Mrs B complained that Hywel Dda University Health Board failed to provide appropriate care to her mother, Mrs T, during a hospital admission in April and May 2020, in relation to her fluid and nutritional needs, symptoms of nausea, vomiting and diarrhoea, skin care needs and low potassium levels. She complained that the Health Board had failed to ensure adequate and effective communication between ward teams and with Mrs T’s family. She also complained that the Health Board failed to investigate and handle her complaint properly.

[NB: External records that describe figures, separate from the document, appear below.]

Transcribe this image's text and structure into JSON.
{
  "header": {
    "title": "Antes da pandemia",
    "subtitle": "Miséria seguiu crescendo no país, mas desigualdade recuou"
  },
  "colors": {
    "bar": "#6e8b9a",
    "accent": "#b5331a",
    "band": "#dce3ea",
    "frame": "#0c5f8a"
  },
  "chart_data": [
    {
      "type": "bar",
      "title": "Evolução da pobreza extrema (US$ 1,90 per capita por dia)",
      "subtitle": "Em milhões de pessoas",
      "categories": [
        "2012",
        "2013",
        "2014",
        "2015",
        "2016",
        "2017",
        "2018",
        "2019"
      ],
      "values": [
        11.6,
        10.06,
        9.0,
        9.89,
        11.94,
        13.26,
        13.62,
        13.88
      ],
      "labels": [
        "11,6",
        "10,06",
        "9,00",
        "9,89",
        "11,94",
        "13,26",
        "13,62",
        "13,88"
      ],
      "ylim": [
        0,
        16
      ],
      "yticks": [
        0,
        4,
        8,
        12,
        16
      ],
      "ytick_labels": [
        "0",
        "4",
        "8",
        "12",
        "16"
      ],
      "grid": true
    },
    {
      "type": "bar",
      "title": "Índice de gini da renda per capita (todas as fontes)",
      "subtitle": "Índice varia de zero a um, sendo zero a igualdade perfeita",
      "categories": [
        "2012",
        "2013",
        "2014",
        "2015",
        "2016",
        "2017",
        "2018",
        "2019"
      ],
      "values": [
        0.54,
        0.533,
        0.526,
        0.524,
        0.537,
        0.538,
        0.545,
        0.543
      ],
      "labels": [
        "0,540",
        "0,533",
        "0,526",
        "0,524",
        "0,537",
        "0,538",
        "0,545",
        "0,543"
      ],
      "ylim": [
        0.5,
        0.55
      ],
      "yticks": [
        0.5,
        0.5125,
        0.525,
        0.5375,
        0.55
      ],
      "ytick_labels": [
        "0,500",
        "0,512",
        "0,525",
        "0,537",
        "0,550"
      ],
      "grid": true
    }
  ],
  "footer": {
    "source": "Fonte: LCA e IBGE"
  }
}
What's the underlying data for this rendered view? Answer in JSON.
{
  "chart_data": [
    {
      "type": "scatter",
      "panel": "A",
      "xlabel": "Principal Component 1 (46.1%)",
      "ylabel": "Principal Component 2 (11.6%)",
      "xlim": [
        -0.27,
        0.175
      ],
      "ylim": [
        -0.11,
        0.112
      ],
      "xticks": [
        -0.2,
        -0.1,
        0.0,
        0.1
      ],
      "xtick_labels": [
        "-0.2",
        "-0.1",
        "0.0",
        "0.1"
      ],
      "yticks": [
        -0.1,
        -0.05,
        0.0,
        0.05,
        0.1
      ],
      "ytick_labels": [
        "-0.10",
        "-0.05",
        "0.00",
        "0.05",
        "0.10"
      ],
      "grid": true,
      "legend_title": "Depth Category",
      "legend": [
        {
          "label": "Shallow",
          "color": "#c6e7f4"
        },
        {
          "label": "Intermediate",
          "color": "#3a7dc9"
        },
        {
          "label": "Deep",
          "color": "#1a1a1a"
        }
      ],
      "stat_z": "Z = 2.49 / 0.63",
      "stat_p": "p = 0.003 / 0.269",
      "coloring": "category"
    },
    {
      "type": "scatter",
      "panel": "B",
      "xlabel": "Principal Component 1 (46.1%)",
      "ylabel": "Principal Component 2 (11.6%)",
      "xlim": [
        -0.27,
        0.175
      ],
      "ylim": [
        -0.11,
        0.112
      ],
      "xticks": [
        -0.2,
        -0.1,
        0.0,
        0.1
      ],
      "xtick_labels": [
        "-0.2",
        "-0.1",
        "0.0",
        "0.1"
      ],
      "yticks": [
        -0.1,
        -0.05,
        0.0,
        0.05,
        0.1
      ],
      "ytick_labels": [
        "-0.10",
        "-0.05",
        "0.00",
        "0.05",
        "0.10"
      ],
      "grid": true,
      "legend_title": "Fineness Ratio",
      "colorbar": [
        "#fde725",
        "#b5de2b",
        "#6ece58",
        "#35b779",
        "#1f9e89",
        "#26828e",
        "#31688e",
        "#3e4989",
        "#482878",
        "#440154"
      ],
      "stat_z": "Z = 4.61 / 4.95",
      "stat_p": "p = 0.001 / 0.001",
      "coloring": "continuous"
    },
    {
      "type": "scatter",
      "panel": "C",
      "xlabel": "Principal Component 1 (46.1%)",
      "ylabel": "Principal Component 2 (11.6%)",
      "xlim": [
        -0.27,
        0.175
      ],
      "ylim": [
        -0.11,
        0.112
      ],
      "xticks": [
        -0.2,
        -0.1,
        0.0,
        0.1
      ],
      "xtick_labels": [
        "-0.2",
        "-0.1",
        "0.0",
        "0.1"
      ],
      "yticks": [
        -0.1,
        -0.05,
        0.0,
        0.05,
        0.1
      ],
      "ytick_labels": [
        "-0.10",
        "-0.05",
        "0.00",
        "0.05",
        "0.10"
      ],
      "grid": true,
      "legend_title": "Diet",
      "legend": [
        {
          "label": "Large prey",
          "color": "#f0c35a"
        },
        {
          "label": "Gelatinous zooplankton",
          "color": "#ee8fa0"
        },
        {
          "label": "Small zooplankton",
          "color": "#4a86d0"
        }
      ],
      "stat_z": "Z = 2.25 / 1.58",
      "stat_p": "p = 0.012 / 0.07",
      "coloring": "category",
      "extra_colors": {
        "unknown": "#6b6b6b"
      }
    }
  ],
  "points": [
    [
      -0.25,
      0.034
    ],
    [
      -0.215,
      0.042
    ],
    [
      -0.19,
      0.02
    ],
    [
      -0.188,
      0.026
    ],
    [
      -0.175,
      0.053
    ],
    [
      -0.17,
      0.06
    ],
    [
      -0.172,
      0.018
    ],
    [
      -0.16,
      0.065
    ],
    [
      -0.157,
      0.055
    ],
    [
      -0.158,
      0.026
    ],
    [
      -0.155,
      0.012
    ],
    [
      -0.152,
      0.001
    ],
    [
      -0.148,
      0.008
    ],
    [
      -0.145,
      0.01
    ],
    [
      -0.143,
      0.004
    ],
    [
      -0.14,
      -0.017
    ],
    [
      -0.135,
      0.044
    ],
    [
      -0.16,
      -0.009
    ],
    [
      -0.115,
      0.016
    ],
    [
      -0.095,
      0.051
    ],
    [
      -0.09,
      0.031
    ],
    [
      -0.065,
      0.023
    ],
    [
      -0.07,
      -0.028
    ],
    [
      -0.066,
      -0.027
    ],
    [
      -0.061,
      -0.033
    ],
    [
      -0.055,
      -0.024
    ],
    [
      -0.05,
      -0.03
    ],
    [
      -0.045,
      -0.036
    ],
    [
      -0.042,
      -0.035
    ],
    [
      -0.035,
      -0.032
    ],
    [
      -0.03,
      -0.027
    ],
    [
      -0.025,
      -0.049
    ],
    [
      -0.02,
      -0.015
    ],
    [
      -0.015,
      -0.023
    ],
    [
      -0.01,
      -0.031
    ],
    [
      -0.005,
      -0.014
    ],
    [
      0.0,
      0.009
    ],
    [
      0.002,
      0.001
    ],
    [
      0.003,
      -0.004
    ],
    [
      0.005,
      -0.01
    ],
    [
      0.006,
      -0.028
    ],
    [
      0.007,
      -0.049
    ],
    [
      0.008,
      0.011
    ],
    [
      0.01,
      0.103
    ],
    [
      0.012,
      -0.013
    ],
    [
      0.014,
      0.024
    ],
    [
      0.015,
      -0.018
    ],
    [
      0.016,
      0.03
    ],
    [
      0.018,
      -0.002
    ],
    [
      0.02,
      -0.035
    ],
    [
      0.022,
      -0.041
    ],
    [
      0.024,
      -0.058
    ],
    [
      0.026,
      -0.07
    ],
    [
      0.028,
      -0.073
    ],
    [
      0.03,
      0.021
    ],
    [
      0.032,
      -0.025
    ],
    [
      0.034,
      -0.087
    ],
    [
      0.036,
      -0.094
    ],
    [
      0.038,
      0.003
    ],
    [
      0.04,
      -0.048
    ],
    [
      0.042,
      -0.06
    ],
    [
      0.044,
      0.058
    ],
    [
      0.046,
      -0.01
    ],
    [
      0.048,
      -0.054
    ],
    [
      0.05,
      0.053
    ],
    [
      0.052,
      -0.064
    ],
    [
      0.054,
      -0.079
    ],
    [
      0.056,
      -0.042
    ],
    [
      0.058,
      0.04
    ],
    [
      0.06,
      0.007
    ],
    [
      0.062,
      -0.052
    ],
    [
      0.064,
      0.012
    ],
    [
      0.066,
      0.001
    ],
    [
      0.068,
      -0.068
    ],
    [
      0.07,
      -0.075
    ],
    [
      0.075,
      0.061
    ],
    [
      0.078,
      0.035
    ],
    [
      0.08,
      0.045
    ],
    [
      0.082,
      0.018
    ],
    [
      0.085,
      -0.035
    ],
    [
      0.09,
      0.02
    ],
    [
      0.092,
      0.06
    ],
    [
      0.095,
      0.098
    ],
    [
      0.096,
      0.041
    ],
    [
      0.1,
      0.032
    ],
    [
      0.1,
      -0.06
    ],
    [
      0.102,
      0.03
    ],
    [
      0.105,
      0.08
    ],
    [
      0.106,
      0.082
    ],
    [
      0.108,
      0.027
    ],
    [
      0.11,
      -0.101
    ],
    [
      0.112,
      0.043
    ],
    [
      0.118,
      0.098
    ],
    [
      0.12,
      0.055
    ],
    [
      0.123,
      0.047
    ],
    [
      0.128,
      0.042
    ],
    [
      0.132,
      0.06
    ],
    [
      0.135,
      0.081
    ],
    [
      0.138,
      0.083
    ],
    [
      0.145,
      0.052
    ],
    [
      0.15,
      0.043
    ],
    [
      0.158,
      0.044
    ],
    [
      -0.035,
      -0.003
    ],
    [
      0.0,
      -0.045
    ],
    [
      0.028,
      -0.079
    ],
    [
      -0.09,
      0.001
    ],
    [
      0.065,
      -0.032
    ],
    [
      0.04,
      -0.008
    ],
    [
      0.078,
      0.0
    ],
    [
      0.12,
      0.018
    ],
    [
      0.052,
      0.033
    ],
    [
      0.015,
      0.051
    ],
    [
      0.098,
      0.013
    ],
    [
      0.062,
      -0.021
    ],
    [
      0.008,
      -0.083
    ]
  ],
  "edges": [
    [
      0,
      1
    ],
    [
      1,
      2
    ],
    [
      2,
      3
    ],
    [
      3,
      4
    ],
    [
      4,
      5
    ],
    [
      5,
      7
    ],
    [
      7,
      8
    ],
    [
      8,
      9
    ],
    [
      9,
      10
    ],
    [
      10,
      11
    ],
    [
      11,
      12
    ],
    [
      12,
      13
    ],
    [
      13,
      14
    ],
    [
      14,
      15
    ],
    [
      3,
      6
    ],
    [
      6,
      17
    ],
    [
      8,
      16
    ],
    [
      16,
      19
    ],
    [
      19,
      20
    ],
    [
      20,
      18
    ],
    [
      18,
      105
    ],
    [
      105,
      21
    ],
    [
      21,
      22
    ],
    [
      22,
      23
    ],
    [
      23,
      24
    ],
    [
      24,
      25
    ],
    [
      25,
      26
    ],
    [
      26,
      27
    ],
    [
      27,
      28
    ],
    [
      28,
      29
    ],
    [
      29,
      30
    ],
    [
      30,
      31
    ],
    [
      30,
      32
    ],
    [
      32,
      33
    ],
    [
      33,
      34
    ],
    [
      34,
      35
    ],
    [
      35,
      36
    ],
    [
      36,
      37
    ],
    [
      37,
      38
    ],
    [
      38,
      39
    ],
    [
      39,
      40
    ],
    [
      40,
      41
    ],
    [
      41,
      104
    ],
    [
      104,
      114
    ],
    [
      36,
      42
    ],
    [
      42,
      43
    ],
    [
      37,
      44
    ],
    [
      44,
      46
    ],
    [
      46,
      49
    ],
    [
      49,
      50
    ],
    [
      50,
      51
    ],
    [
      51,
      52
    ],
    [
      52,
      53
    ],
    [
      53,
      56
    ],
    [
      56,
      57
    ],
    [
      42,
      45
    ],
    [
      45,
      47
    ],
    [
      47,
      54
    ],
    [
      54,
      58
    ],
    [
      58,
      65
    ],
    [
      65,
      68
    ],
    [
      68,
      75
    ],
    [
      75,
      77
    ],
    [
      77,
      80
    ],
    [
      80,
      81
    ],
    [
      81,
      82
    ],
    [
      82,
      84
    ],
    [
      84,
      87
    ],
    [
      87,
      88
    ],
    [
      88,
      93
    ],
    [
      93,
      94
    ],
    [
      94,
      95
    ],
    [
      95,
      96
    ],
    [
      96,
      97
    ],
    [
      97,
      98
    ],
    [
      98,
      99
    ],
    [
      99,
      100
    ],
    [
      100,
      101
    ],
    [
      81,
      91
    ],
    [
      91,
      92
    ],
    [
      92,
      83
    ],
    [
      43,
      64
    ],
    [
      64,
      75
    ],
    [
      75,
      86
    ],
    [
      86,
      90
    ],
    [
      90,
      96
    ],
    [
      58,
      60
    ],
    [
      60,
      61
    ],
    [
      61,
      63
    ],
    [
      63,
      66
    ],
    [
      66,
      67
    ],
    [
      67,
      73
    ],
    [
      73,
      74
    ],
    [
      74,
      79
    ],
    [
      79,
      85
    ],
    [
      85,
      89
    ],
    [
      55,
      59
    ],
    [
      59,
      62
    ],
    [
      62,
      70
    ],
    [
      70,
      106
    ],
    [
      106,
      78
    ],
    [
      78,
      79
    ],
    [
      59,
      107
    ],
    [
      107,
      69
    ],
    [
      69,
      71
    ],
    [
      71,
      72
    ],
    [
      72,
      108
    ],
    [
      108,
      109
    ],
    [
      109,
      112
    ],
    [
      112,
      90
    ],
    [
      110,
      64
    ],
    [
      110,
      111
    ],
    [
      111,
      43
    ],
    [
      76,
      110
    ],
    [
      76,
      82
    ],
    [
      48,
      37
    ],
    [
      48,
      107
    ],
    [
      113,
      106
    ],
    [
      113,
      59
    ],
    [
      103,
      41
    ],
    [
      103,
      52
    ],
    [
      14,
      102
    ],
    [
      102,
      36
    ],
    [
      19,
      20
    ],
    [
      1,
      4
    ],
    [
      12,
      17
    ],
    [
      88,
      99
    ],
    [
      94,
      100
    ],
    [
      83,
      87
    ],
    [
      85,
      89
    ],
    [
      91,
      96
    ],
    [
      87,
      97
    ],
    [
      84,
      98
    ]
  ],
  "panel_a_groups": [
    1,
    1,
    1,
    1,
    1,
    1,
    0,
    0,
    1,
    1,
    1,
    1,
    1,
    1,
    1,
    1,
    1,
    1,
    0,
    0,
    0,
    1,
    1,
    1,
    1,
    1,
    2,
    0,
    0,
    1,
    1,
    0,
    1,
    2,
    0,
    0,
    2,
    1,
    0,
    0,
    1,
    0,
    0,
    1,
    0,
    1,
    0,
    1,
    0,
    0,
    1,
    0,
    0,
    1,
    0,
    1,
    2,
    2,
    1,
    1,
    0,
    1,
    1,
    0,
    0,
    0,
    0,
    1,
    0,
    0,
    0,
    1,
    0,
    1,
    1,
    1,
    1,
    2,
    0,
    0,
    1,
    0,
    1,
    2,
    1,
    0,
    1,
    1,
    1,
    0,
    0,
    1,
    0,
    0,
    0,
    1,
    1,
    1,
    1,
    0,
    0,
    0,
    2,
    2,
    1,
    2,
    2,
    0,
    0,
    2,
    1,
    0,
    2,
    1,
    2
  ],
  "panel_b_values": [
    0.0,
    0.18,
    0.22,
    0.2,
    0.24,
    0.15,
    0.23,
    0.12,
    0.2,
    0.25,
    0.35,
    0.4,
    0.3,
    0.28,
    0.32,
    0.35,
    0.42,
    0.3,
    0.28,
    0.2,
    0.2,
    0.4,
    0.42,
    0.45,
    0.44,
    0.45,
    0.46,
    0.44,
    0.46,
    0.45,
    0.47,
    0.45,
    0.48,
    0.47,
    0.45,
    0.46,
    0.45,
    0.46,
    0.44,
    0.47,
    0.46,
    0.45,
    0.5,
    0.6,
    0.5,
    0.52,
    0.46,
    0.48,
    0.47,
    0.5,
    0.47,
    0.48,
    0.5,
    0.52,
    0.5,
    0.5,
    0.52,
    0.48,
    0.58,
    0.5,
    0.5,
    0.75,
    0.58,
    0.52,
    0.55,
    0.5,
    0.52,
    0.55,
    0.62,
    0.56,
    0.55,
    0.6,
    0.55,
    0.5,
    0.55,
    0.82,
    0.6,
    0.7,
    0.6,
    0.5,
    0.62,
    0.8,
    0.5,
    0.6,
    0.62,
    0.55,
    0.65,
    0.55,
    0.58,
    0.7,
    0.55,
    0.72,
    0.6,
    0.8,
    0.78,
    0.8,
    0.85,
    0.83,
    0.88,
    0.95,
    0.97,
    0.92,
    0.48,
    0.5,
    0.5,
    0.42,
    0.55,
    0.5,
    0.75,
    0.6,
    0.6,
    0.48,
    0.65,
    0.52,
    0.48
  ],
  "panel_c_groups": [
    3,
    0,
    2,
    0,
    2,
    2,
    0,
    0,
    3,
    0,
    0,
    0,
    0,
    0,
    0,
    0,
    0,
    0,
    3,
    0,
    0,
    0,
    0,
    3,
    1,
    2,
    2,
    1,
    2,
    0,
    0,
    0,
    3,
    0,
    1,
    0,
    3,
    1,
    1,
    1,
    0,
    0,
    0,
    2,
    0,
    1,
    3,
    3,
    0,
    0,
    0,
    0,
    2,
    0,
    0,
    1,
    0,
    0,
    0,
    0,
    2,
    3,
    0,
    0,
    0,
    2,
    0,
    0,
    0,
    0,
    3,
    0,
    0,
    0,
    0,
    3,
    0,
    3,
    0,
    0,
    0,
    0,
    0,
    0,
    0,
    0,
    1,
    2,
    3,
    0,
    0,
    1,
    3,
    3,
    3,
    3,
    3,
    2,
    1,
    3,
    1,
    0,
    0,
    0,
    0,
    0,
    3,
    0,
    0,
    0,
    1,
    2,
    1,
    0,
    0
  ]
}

The Ombudsman upheld the complaint about nutritional care on the basis that the nursing management of Mrs T’s nutrition needs was inconsistent. There was a failure to record evidence that appropriate actions were taken to encourage and support Mrs T at snack and meal times or to offer her food and drink in line with her preferences. Although the clinical impact of this was limited, these failings caused distress to Mrs T and her family which amounted to injustices. The Ombudsman found that the Health Board took appropriate actions to investigate and manage Mrs T’s nausea, vomiting and diarrhoea. He also found that the Health Board managed Mrs T’s skin care needs and low potassium levels appropriately. Accordingly, he did not uphold those elements of the complaint.
The Ombudsman partially upheld the complaint about communication between ward teams on the limited basis that poor communication within the nursing team impacted on continuity of care, which was an injustice to Mrs T. He also upheld the complaint about communication with the family, having regard to failures to provide adequate information about Mrs T’s declining condition. This meant the family were not adequately prepared for Mrs T’s sudden deterioration, which was a significant injustice. Finally, the Ombudsman identified shortcomings in the investigation and handling of Mrs B’s complaint but did not find that these were sufficiently serious to uphold that aspect of the complaint.
The Ombudsman noted that the Health Board had already produced an appropriate action plan to address many of the identified failings. The Health Board agreed to implement the Ombudsman’s recommendations which included apologising to Mrs B and her family and making a financial redress payment of £750 to Mrs B. It also agreed to review its monthly audits to ensure that care practices and provision have improved since the implementation of its action plan.